YESTERDAY, the Kremlin seemed to put another nail in the coffin of U.S.-Rus sian relations by testing a new intercontinental ballistic missile supposedly capable of penetrating any missile-defense system.

Any missile-defense system? More like our missile-defense system.

In reality, the new Russian RS-24 long-range missile test is about a lot more than the advent of U.S. missile-defense systems. A lot more . . .

For starters, the missile's real targets include the domestic audience. Putin longs for Russia's heady superpower days - and so does much of his public. The once-proud Russian military, especially its strategic forces, have weakened from neglect; advanced U.S. missile defenses make it feel even more effete.

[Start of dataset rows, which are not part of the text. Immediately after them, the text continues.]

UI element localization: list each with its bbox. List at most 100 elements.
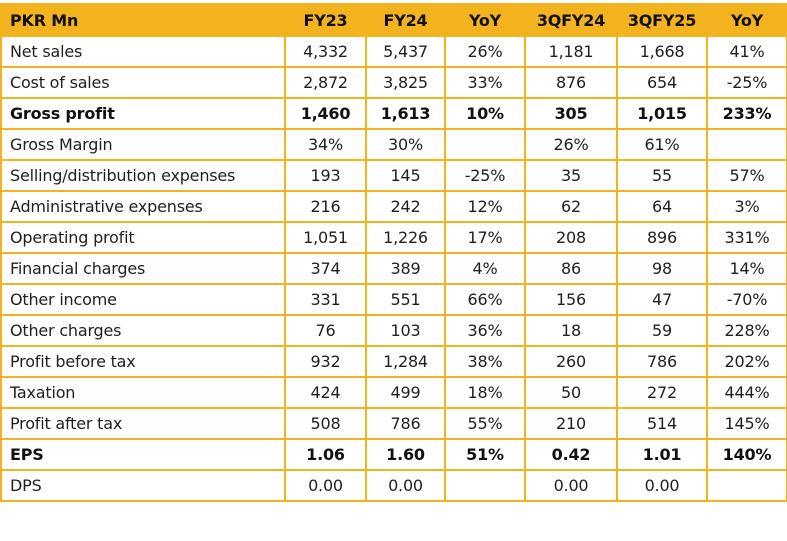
cell-yoy-quarterly: 14%	[706, 252, 787, 285]
row-label: Other income	[0, 283, 286, 316]
table-body: Net sales 4,332 5,437 26% 1,181 1,668 41% Cost …	[0, 35, 787, 502]
table-row: Financial charges 374 389 4% 86 98 14%	[0, 252, 787, 285]
cell-fy23: 331	[284, 283, 367, 316]
cell-fy23: 508	[284, 407, 367, 440]
cell-yoy-annual: 51%	[444, 438, 526, 471]
header-3qfy25: 3QFY25	[616, 3, 708, 37]
header-fy24: FY24	[365, 3, 446, 37]
cell-3qfy25: 59	[616, 314, 708, 347]
cell-yoy-quarterly: -25%	[706, 66, 787, 99]
cell-fy24: 145	[365, 159, 446, 192]
cell-yoy-annual: 38%	[444, 345, 526, 378]
cell-fy24: 551	[365, 283, 446, 316]
cell-3qfy24: 18	[524, 314, 618, 347]
row-label: Gross profit	[0, 97, 286, 130]
cell-3qfy25: 896	[616, 221, 708, 254]
table-row: Administrative expenses 216 242 12% 62 64 3%	[0, 190, 787, 223]
row-label: DPS	[0, 469, 286, 502]
cell-yoy-annual: 55%	[444, 407, 526, 440]
cell-yoy-annual	[444, 469, 526, 502]
cell-yoy-quarterly: -70%	[706, 283, 787, 316]
row-label: Net sales	[0, 35, 286, 68]
cell-yoy-annual: 33%	[444, 66, 526, 99]
cell-yoy-quarterly: 41%	[706, 35, 787, 68]
cell-yoy-quarterly	[706, 128, 787, 161]
row-label: EPS	[0, 438, 286, 471]
cell-yoy-quarterly: 444%	[706, 376, 787, 409]
header-3qfy24: 3QFY24	[524, 3, 618, 37]
cell-fy24: 30%	[365, 128, 446, 161]
cell-3qfy24: 305	[524, 97, 618, 130]
cell-3qfy24: 26%	[524, 128, 618, 161]
cell-fy23: 1.06	[284, 438, 367, 471]
cell-3qfy24: 0.42	[524, 438, 618, 471]
cell-fy23: 0.00	[284, 469, 367, 502]
cell-3qfy24: 156	[524, 283, 618, 316]
cell-fy24: 786	[365, 407, 446, 440]
cell-fy24: 0.00	[365, 469, 446, 502]
cell-yoy-annual: 12%	[444, 190, 526, 223]
cell-yoy-quarterly	[706, 469, 787, 502]
cell-fy23: 1,051	[284, 221, 367, 254]
cell-yoy-quarterly: 233%	[706, 97, 787, 130]
cell-fy23: 4,332	[284, 35, 367, 68]
cell-fy23: 216	[284, 190, 367, 223]
row-label: Other charges	[0, 314, 286, 347]
table-row: Gross profit 1,460 1,613 10% 305 1,015 233%	[0, 97, 787, 130]
cell-yoy-annual: 17%	[444, 221, 526, 254]
table-row: EPS 1.06 1.60 51% 0.42 1.01 140%	[0, 438, 787, 471]
table-row: Profit before tax 932 1,284 38% 260 786 202%	[0, 345, 787, 378]
table-row: Selling/distribution expenses 193 145 -25% 3…	[0, 159, 787, 192]
cell-fy23: 76	[284, 314, 367, 347]
cell-fy24: 1,284	[365, 345, 446, 378]
cell-3qfy24: 210	[524, 407, 618, 440]
row-label: Operating profit	[0, 221, 286, 254]
row-label: Financial charges	[0, 252, 286, 285]
cell-fy24: 1,226	[365, 221, 446, 254]
cell-3qfy25: 514	[616, 407, 708, 440]
cell-3qfy25: 64	[616, 190, 708, 223]
cell-3qfy24: 35	[524, 159, 618, 192]
cell-yoy-quarterly: 57%	[706, 159, 787, 192]
table-row: Taxation 424 499 18% 50 272 444%	[0, 376, 787, 409]
cell-fy24: 5,437	[365, 35, 446, 68]
cell-yoy-quarterly: 202%	[706, 345, 787, 378]
table-row: Operating profit 1,051 1,226 17% 208 896 331%	[0, 221, 787, 254]
cell-fy23: 34%	[284, 128, 367, 161]
cell-3qfy25: 0.00	[616, 469, 708, 502]
cell-fy23: 932	[284, 345, 367, 378]
table-row: Other income 331 551 66% 156 47 -70%	[0, 283, 787, 316]
cell-3qfy24: 1,181	[524, 35, 618, 68]
header-fy23: FY23	[284, 3, 367, 37]
cell-3qfy25: 47	[616, 283, 708, 316]
cell-yoy-quarterly: 331%	[706, 221, 787, 254]
cell-yoy-quarterly: 3%	[706, 190, 787, 223]
cell-yoy-annual: 36%	[444, 314, 526, 347]
table-row: Gross Margin 34% 30% 26% 61%	[0, 128, 787, 161]
cell-3qfy24: 0.00	[524, 469, 618, 502]
header-row: PKR Mn FY23 FY24 YoY 3QFY24 3QFY25 YoY	[0, 3, 787, 37]
cell-yoy-annual: 26%	[444, 35, 526, 68]
cell-3qfy25: 1,015	[616, 97, 708, 130]
row-label: Cost of sales	[0, 66, 286, 99]
cell-fy23: 374	[284, 252, 367, 285]
cell-fy24: 3,825	[365, 66, 446, 99]
cell-3qfy25: 272	[616, 376, 708, 409]
cell-yoy-annual: 10%	[444, 97, 526, 130]
cell-fy24: 499	[365, 376, 446, 409]
cell-yoy-annual: 4%	[444, 252, 526, 285]
cell-fy24: 242	[365, 190, 446, 223]
cell-3qfy25: 61%	[616, 128, 708, 161]
cell-3qfy24: 208	[524, 221, 618, 254]
cell-3qfy25: 786	[616, 345, 708, 378]
cell-3qfy24: 876	[524, 66, 618, 99]
table-row: Net sales 4,332 5,437 26% 1,181 1,668 41%	[0, 35, 787, 68]
header-yoy-annual: YoY	[444, 3, 526, 37]
header-unit: PKR Mn	[0, 3, 286, 37]
cell-fy24: 1,613	[365, 97, 446, 130]
cell-3qfy25: 98	[616, 252, 708, 285]
cell-fy23: 2,872	[284, 66, 367, 99]
cell-fy23: 424	[284, 376, 367, 409]
cell-3qfy24: 86	[524, 252, 618, 285]
cell-yoy-annual: -25%	[444, 159, 526, 192]
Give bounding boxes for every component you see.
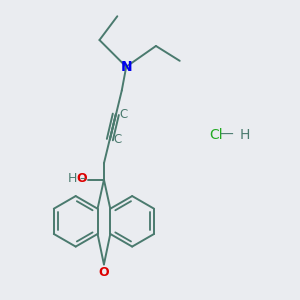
Text: –: – <box>79 172 85 185</box>
Text: C: C <box>120 108 128 121</box>
Text: O: O <box>99 266 109 279</box>
Text: H: H <box>239 128 250 142</box>
Text: N: N <box>120 60 132 74</box>
Text: O: O <box>76 172 87 185</box>
Text: H: H <box>68 172 77 185</box>
Text: C: C <box>114 133 122 146</box>
Text: —: — <box>219 128 233 142</box>
Text: Cl: Cl <box>209 128 223 142</box>
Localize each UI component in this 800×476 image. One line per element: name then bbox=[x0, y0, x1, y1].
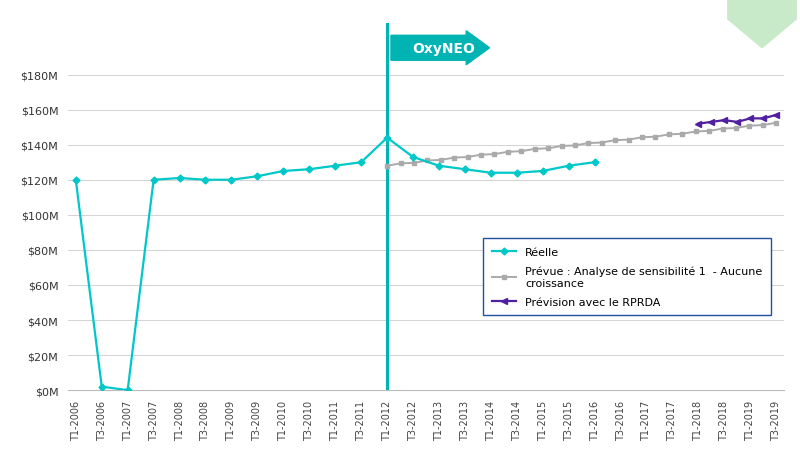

A new ICBM is a real shot in the arm. Demonstrations of renewed military might not only please his generals, but also distract from problems such as the retreat of democracy, corruption and rollbacks on media freedoms.

And the RS-24 isn't really an answer to the missile-defense sites that the United States plans to build in the Czech Republic and Poland, as Russia has implied. That system isn't a shield against Russia, but against Iran, whose runaway nuclear program might start pumping out bombs within the next two to three years.

More, it's meant to protect our European friends and allies as well as America. That's why NATO (which has been skeptical of missile defense) has expressed approval.

The Russkies point out that Iranian missiles can't reach Europe yet - or the United States. But "yet" is the operative term from our perspective: You can't just build a missile-defense base overnight.

And Russia's public complaints about the shield are plainly absurd - growling that the deployments are "destabilizing," and could turn Eastern Europe into a "powder keg."

In fact, the European missile-defense site doesn't affect Russia's strategic deterrent. Russia would launch its ICBMs at the United States over the North Pole, not Poland....

Truth is, the Kremlin just doesn't like NATO's expansion into the old Soviet empire. It's a reminder of how far Russia has fallen - and a complicating factor in exerting influence in its old stomping grounds. It certainly doesn't want to see any more former Soviet satellites in its "near abroad" join NATO - but Ukraine and Georgia just might. Consider all the saber-rattling as push-back.

...
The Russians are yet to make a rational argument against the missile defense system and this missile test does not advance their case but merely points to the absurdity of their arguments.